"La couleur a repris le dessus!", s'enthousiasme Valérie Thomas, conservatrice du musée de l’École de Nancy et de la Villa Majorelle, en détaillant les deux grandes baies ornées de vitraux exécutés par Jacques Gruber, surplombant l'imposant escalier en bois.
Au mur est accrochée la reproduction d'un dessin préparatoire de Victor Prouvé que la famille Majorelle possédait dans sa collection. Pour préserver l'original, c'est une copie qui a été installée.
"L'objectif de la rénovation était de conserver la valeur d'intégrité et d'authenticité" de la maison, précise Camille André, architecte.

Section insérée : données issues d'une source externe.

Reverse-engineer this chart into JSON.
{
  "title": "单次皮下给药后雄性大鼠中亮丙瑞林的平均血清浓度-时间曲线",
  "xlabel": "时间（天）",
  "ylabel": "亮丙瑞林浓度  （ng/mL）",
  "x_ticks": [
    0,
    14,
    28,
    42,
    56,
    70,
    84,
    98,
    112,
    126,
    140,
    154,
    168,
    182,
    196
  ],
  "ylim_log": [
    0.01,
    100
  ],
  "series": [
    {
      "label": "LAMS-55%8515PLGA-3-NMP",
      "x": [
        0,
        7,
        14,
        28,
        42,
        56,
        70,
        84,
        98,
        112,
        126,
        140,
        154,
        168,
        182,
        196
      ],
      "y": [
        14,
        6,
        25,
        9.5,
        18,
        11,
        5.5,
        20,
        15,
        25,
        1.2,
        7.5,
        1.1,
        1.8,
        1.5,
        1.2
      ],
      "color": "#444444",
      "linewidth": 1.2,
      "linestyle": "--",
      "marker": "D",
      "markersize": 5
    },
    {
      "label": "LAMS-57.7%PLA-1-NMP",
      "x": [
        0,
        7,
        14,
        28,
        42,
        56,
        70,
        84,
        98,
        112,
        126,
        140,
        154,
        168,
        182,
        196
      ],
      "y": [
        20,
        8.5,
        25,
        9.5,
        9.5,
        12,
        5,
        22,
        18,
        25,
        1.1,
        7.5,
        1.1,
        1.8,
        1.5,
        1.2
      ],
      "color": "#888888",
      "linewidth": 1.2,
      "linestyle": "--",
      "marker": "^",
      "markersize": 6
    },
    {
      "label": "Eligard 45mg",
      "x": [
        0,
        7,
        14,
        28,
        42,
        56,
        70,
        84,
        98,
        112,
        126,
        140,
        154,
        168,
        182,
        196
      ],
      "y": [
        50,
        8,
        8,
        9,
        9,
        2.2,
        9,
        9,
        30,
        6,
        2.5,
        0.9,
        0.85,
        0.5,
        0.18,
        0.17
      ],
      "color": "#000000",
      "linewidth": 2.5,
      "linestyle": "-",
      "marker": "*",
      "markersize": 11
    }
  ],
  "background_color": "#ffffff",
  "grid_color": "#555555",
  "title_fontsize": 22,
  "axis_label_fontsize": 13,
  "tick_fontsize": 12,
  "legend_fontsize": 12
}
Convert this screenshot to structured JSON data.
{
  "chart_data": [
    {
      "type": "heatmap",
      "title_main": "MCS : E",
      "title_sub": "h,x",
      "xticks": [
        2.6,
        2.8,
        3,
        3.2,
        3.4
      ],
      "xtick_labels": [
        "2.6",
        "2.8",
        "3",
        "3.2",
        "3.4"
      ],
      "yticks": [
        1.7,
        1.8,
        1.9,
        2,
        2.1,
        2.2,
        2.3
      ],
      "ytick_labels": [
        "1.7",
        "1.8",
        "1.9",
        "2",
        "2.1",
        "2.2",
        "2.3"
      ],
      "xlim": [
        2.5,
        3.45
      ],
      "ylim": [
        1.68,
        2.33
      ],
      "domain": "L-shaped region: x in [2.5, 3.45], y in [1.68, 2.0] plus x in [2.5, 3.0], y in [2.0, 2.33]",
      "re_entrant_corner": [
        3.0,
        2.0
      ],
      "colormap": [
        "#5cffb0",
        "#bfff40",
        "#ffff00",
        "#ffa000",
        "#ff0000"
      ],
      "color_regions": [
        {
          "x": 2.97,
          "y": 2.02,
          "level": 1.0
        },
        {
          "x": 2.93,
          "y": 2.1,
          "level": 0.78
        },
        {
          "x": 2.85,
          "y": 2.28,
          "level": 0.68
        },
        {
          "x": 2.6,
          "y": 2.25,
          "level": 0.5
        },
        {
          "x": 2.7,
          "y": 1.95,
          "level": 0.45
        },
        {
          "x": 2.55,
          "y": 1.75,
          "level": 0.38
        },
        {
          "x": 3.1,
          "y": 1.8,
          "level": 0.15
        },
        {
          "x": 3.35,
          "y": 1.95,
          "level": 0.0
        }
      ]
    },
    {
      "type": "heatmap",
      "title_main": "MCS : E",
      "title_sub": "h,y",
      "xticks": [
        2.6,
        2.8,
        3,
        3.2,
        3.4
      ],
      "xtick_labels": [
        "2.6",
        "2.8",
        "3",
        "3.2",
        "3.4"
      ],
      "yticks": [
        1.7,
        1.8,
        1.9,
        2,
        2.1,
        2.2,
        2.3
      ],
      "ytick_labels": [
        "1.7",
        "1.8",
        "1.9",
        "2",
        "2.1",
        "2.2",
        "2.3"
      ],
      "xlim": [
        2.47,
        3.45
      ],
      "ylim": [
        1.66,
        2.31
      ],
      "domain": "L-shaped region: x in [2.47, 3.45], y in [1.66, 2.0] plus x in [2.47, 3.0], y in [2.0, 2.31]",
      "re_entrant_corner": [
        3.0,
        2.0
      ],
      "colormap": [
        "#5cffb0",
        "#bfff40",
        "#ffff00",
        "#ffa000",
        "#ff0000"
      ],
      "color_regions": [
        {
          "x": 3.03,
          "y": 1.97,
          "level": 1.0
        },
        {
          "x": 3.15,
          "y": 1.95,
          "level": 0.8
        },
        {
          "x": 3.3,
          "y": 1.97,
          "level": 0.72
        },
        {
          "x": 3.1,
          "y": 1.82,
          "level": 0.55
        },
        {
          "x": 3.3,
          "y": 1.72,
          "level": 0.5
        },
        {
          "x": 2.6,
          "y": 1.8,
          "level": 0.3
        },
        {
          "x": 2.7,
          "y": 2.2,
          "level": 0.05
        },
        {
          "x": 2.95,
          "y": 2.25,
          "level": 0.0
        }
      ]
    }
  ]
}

Toute première maison entièrement conçue selon les préceptes de l'Art nouveau, courant artistique européen tout en courbes, en couleurs et en ornementations s'inspirant du monde végétal, la Villa Majorelle est "un élément de l'âme nancéienne", estime le maire, Laurent Hénart.
Au début du XXe siècle, "l'identité de la ville s'est établie avec l'Art Nouveau, qui, en France, était à Nancy. C'est une étape majeure de l'histoire de la ville", souligne-t-il.
Louis Majorelle (1859-1926), qui étudiait aux Beaux-Arts à Paris, revient à Nancy à la mort de son père pour épauler sa mère dans la gestion de la fabrique familiale de meubles et faïences.
Avec son frère, Auguste, il se lance dans la production de mobilier moderne qui rencontre un succès solide et durable en France comme à l'étranger.
En 1898, ébéniste et décorateur, il confie les plans de sa maison familiale à l'architecte Henri Sauvage (1859-1926), qui la construit en 1901 et 1902.
Reconstitution minutieuse
Devenue propriété de l’État à la mort de Louis Majorelle en 1926, l'élégante bâtisse aux fenêtres arrondies abrite des services administratifs. Les locaux ont été excessivement chauffés, endommageant boiseries et tentures. Beaucoup d'éléments ont été repeints en blanc, les décors en pochoirs recouverts et les vernis avaient noirci.
En 2003, la municipalité acquiert la maison, classée Monument historique dès 1996 puis labellisée Maison des illustres en 2011, et organise des visites guidées avant d'entamer des travaux de rénovation en 2016.
La réhabilitation, l'ameublement et la décoration de la villa ont été réalisés à partir de photographies anciennes issues des albums de famille. Chaque détail a été minutieusement étudié par un comité scientifique, composé notamment de spécialistes de l'Art nouveau.
Pour les murs de la salle à manger, la couleur de la peinture à l'huile a été déterminée à partir d'un simple fragment de papier peint d'origine.
"Quand nous n'avions pas assez d'informations, nous avons décidé de ne pas faire du faux, de ne pas extrapoler et de rester dans un décor limité", précise Mme Thomas.
La Villa Majorelle - aussi appelée Villa Jika, d'après les initiales de l'épouse de l'artiste, Jane Kretz - a été aménagée avec du mobilier et des objets d'origine, acquis auprès de particuliers, issus du musée de l’École de Nancy ou fabriqués par des manufactures locales.
Au fil des pièces, des trésors se dévoilent: la porte d'entrée décorée avec des fleurs monnaie-du-pape, la frise de panneaux peints par Francis Jourdain dans la salle à manger, un lustre en métal et vitrail dans le vestibule, le lit "papillon" en placage de frêne avec des incrustations de nacre et de laiton.
La signalétique est volontairement minimaliste pour donner l'impression d'entrer dans la maison de Louis Majorelle, telle qu'elle était lorsqu'il l'occupait avec sa femme et son fils Jacques.
Deux ans de travaux sont encore nécessaires pour restaurer des pièces situées aux 1er et 2e étages, comme la salle de bain et l'atelier de Louis Majorelle.
La rénovation, qui a débuté par les extérieurs, aura coûté en tout 3,5 millions d'euros, financés en partie par des fonds de l'Union européenne, des subventions de la Région Grand Est et de l’État.